Battery cars capable of extended highway travel are relatively far in the future, Mr. Saga said. He envisioned such electric cars working best if they could obtain electricity not from batteries, but from an interaction with the highway itself. Just such a system has been tested by the Advanced Institute of Science and Technology of Korea, which uses induction strips and inverters embedded in the road to recharge batteries when cars drive over them.

Such induction strips and inverters alleviate the need for expensive and heavy batteries:

In May, scientists at the Korea Advanced Institute of Science and Technology demonstrated how induction strips and inverters embedded in a road can carry a current that recharges specially designed electric vehicles on the fly. The cars in such a system — aimed primarily at urban areas — would be equipped with compact batteries that have a 50-mile range.

The government of South Korea is investing heavily in the project, which was displayed at last month’s C-40 summit in Seoul, a city of 10 million with serious traffic problems.

The Israeli project — a venture of the research and development firm Innowattech, which is linked to the Israel Institute of Technology, takes a slightly different tack. Piezoelectric ceramic tiles are embedded into the asphalt of a road, or the tracks of a rail line, and linked to modules that draw the electricity generated from the pressure exerted by passing vehicles.

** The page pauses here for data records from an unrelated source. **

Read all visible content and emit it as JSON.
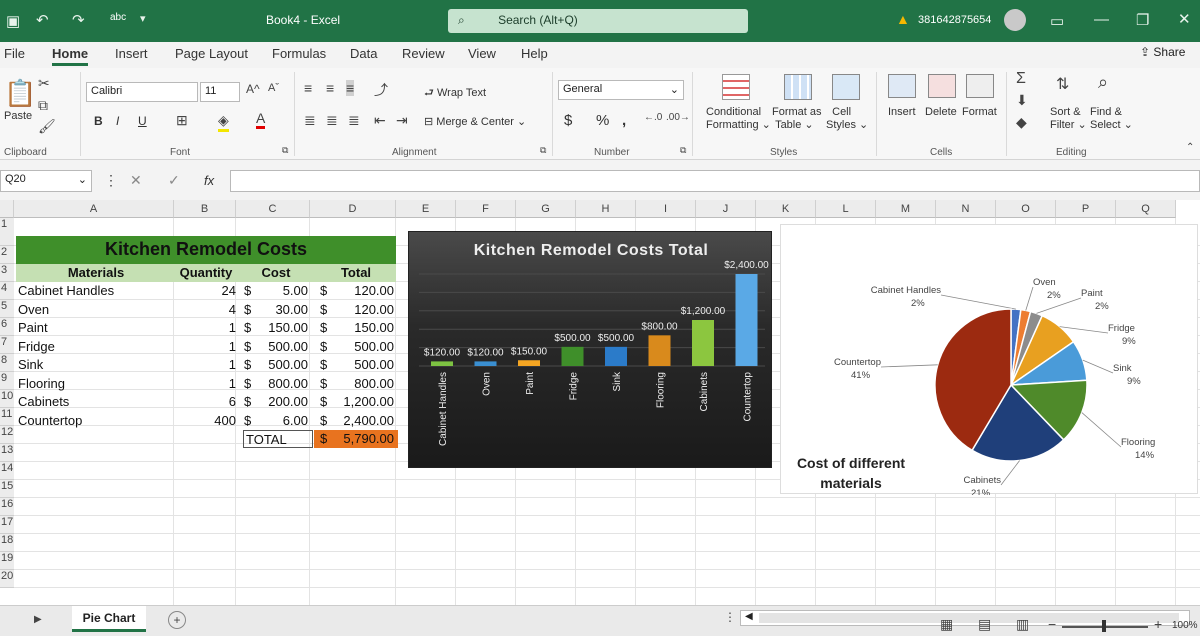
{
  "titlebar": {
    "doc_title": "Book4  -  Excel",
    "search_placeholder": "Search (Alt+Q)",
    "account": "381642875654",
    "qat_abc": "abc"
  },
  "tabs": [
    "File",
    "Home",
    "Insert",
    "Page Layout",
    "Formulas",
    "Data",
    "Review",
    "View",
    "Help"
  ],
  "share_label": "Share",
  "ribbon": {
    "paste": "Paste",
    "font_name": "Calibri",
    "font_size": "11",
    "bold": "B",
    "italic": "I",
    "underline": "U",
    "wrap_text": "Wrap Text",
    "merge_center": "Merge & Center",
    "number_format": "General",
    "currency": "$",
    "percent": "%",
    "comma": "ʔ",
    "conditional": "Conditional",
    "formatting": "Formatting",
    "format_as": "Format as",
    "table": "Table",
    "cell": "Cell",
    "styles_btn": "Styles",
    "insert": "Insert",
    "delete": "Delete",
    "format": "Format",
    "sort": "Sort &",
    "filter": "Filter",
    "find": "Find &",
    "select": "Select",
    "groups": {
      "clipboard": "Clipboard",
      "font": "Font",
      "alignment": "Alignment",
      "number": "Number",
      "styles": "Styles",
      "cells": "Cells",
      "editing": "Editing"
    }
  },
  "formula_bar": {
    "name_box": "Q20",
    "fx": "fx",
    "value": ""
  },
  "columns": [
    "A",
    "B",
    "C",
    "D",
    "E",
    "F",
    "G",
    "H",
    "I",
    "J",
    "K",
    "L",
    "M",
    "N",
    "O",
    "P",
    "Q"
  ],
  "rows": [
    "1",
    "2",
    "3",
    "4",
    "5",
    "6",
    "7",
    "8",
    "9",
    "10",
    "11",
    "12",
    "13",
    "14",
    "15",
    "16",
    "17",
    "18",
    "19",
    "20"
  ],
  "sheet": {
    "title": "Kitchen Remodel Costs",
    "headers": {
      "materials": "Materials",
      "quantity": "Quantity",
      "cost": "Cost",
      "total": "Total"
    },
    "items": [
      {
        "name": "Cabinet Handles",
        "qty": "24",
        "cost": "5.00",
        "total": "120.00"
      },
      {
        "name": "Oven",
        "qty": "4",
        "cost": "30.00",
        "total": "120.00"
      },
      {
        "name": "Paint",
        "qty": "1",
        "cost": "150.00",
        "total": "150.00"
      },
      {
        "name": "Fridge",
        "qty": "1",
        "cost": "500.00",
        "total": "500.00"
      },
      {
        "name": "Sink",
        "qty": "1",
        "cost": "500.00",
        "total": "500.00"
      },
      {
        "name": "Flooring",
        "qty": "1",
        "cost": "800.00",
        "total": "800.00"
      },
      {
        "name": "Cabinets",
        "qty": "6",
        "cost": "200.00",
        "total": "1,200.00"
      },
      {
        "name": "Countertop",
        "qty": "400",
        "cost": "6.00",
        "total": "2,400.00"
      }
    ],
    "currency": "$",
    "total_label": "TOTAL",
    "grand_total": "5,790.00"
  },
  "chart_data": [
    {
      "type": "bar",
      "title": "Kitchen Remodel Costs Total",
      "categories": [
        "Cabinet Handles",
        "Oven",
        "Paint",
        "Fridge",
        "Sink",
        "Flooring",
        "Cabinets",
        "Countertop"
      ],
      "values": [
        120,
        120,
        150,
        500,
        500,
        800,
        1200,
        2400
      ],
      "data_labels": [
        "$120.00",
        "$120.00",
        "$150.00",
        "$500.00",
        "$500.00",
        "$800.00",
        "$1,200.00",
        "$2,400.00"
      ],
      "colors": [
        "#7dc242",
        "#3a8fd1",
        "#f5a623",
        "#3f8f2a",
        "#2b7bc9",
        "#d98a1c",
        "#8cc63f",
        "#5aa9e6"
      ],
      "ylim": [
        0,
        2400
      ]
    },
    {
      "type": "pie",
      "title": "Cost of different materials",
      "categories": [
        "Cabinet Handles",
        "Oven",
        "Paint",
        "Fridge",
        "Sink",
        "Flooring",
        "Cabinets",
        "Countertop"
      ],
      "values": [
        120,
        120,
        150,
        500,
        500,
        800,
        1200,
        2400
      ],
      "percent_labels": [
        "2%",
        "2%",
        "2%",
        "9%",
        "9%",
        "14%",
        "21%",
        "41%"
      ],
      "colors": [
        "#4472c4",
        "#ed7d31",
        "#8c8c8c",
        "#e8a020",
        "#4a9bd9",
        "#4f8a2a",
        "#1f3f7a",
        "#9c2a10"
      ]
    }
  ],
  "sheet_tab": "Pie Chart",
  "zoom": "100%"
}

Piezoelectric materials are commonly found in micro-electronics, like watches and CD-ROMs, which rely on very small quantities of power.

Looking to adopt a nanotechnology to a macro scale, Innowattech installed its systems under a 50-yard stretch of the outside lanes on a commercial highway that handles about 600 trucks each hour.

The firm’s director of business development, Yael Greenberg, said the system, which has no moving parts, generated the equivalent of 250 kWh per kilometer lane. The capacity, she added, “really depends on the traffic.”

Another option is to go with ultracapacitors, which can’t hold much energy but can recharge almost instantly — at bus stops, for instance.